A divided three-judge panel of the U.S. Court of Appeals for the Fourth Circuit, in Richmond, Va., issued a one-sentence order allowing Becky to continue to compete while an appeal moved forward. The spring track-and-field season began in February.

In dissent on Thursday, Justice Alito wrote that “enforcement of the law at issue should not be forbidden by the federal courts without any explanation.”

At the same time, he was critical of the state’s failure to appeal Judge Goodwin’s initial injunction. Justice Alito noted that in general “a litigant whose claim of urgency is belied by its own conduct should not expect discretionary emergency relief from a court.”

“But in the circumstances present here — where a divided panel of a lower court has enjoined a duly enacted state law on an important subject without a word of explanation, notwithstanding that the district court granted summary judgment to the state based on a fact-intensive record — the state is entitled to relief,” Justice Alito wrote.
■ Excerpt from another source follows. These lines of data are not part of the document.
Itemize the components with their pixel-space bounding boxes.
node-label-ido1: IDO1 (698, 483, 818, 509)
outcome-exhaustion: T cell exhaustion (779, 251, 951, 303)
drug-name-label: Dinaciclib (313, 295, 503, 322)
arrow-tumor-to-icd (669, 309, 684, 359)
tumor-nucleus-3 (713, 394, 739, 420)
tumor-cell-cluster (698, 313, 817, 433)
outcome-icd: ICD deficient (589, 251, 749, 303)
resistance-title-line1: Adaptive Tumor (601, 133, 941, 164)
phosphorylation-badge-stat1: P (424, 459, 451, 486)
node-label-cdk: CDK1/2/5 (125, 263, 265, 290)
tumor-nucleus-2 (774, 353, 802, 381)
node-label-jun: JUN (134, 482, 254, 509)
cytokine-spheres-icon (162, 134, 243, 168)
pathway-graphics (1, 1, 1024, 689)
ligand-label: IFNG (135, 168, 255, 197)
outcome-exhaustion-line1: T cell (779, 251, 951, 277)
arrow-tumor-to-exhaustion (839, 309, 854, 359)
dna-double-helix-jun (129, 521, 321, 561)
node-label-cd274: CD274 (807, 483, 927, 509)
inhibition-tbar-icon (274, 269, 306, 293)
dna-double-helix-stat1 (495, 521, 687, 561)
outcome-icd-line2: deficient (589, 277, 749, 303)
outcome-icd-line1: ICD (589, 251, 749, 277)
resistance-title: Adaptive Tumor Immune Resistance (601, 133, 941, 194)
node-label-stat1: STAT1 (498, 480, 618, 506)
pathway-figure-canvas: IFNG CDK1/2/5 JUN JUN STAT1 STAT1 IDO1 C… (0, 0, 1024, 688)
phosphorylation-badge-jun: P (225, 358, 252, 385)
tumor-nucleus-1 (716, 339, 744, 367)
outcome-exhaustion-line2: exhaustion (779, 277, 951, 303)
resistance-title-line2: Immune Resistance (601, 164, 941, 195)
In their Supreme Court brief, lawyers for the state wrote that the appeals court had made a grave error. “Nothing warrants the Fourth Circuit majority’s radical approach, and this court should vacate its unreasoned and incorrect injunction,” the state’s brief said. “Complete lack of analysis is the first tell that something is amiss, as federal courts should not enjoin democratically passed legislation without at least providing a rationale.”

The brief went on: “If the injunction below stands, sex-separated sports as they are traditionally understood will be functionally illegal in West Virginia public schools and universities.”

Becky’s lawyers wrote that they were puzzled by that statement, as they were not aware of any transgender student seeking to play school sports in West Virginia other than her.